We would like to thank the reviewer for taking the time to carefully review the paper.

• It took me a few reads back and forth to understand what is meant when stated that the approximate (low angular accuracy) forward model is “better conditioned” and why this would be. If I understand correctly from pages 5 and 7 it is because the approximate Jacobian is more appropriate for the approximate forward model. I suggest that the authors repeat this explanation on page 9, section 4.1, the summary and the abstract. Using the term “better conditioned’ will not be understood by every reader.

We have replaced the term “better conditioned” with the term “less ill-conditioned” throughout the manuscript. We have clarified that “less ill-conditioned” simply means “smaller condition number” in both the Abstract and at the end of Page 7. We have also explicitly stated the distinction between “appropriateness” or accuracy of the approximate Jacobian and its conditioning to ensure these concepts don’t get confused on Page 8:

“The reduction in condition number of the forward model with decreasing angular resolution, the increase in the accuracy of the approximate Jacobian with decreasing angular resolution stem from the same cause but have different effects on a local optimization procedure. Ill-conditioning is the sensitivity of the inversion to errors. The approximation to the Jacobian is a source of error.”
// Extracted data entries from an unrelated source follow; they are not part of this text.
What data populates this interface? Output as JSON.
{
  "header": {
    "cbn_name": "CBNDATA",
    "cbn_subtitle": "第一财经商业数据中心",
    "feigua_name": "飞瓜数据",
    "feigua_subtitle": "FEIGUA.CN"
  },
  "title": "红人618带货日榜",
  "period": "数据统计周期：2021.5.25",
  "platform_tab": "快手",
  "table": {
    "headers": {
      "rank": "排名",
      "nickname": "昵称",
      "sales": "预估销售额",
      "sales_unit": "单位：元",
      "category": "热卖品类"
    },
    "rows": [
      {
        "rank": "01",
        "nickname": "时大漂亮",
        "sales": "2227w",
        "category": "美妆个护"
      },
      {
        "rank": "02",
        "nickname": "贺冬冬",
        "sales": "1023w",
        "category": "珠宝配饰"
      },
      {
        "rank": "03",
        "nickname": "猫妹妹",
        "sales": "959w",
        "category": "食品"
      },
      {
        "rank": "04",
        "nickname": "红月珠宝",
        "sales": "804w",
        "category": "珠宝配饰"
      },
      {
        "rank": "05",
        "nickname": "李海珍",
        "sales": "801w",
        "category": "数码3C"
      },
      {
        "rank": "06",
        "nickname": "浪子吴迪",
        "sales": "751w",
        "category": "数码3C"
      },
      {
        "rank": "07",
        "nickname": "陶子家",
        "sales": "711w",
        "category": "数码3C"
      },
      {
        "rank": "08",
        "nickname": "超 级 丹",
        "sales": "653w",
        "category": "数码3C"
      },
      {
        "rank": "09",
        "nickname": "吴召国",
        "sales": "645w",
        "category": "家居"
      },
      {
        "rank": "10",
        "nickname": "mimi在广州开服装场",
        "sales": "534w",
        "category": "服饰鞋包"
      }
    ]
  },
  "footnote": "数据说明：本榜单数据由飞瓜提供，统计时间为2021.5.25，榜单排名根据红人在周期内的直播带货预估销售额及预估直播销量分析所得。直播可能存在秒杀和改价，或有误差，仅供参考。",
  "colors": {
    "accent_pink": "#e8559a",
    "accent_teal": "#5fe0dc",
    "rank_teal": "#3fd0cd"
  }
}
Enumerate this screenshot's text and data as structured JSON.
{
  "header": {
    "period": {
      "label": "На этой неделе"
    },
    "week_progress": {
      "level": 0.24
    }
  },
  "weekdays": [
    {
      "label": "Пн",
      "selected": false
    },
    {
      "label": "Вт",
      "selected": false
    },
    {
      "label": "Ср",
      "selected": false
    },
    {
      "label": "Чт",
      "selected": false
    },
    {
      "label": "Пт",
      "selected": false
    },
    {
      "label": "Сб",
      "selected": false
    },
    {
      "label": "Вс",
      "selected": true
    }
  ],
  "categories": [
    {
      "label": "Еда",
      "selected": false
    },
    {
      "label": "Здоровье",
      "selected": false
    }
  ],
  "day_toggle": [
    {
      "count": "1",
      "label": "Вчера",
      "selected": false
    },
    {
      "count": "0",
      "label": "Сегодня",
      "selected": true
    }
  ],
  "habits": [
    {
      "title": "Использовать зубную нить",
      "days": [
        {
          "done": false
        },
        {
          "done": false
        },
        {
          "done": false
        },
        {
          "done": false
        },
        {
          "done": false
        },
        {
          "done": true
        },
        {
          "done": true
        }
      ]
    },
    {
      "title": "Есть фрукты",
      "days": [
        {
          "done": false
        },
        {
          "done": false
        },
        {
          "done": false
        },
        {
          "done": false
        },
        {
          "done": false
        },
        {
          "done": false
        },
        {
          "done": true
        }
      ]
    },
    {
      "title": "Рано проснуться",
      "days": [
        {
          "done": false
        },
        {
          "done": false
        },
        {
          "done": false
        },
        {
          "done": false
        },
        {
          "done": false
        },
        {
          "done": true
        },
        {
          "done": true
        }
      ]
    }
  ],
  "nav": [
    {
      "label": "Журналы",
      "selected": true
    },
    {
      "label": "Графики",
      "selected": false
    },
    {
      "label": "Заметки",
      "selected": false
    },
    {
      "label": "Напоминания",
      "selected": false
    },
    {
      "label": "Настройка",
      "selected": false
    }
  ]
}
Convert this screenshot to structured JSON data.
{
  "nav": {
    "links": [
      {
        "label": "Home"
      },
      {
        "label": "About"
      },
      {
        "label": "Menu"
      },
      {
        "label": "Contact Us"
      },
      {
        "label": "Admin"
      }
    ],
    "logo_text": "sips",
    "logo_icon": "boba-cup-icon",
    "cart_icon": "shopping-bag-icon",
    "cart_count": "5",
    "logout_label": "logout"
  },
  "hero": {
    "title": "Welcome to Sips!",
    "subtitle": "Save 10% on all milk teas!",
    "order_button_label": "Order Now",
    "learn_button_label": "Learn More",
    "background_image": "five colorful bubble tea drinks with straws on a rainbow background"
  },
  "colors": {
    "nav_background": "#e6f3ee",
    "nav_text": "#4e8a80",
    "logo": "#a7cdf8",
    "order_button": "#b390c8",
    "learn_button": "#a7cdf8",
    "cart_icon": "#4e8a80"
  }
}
• I am wondering whether this approach can benefit from the approximate tomography approach presented by Alexandrov et al. (2021) to improve the first guess and therefore the convergence.  

As we discuss in our paper, initialization methods may indeed be helpful to improve performance. In principle, the Alexandrov et al. (2021) method can provide such an initialization. However, there are some issues to consider. We have added a small note providing more detail about potential initialization strategies (including Alexandrov et al.) in the Discussion section at the end of Page 31 (Line 738).

“Other methods to retrieve the internal extinction field are also possible such as using 1D radiative transfer or heuristics based on 1D radiative transfer and linear tomography (Alexandrov et al., 2021). Both such methods neglect the asymmetry in the radiance field between forward and backward scattering geometries, which will lead to overestimation of the extinction field on the illuminated side of the cloud. An initialization with such an artefact would likely encourage the formation of the local minimum observed here in optically thick clouds with a gradient in extinction from the illuminated to shadowed side. Further study is needed to identify the most effective initialization methods and their range of applicability in terms of solar zenith angle and cloud optical depth.”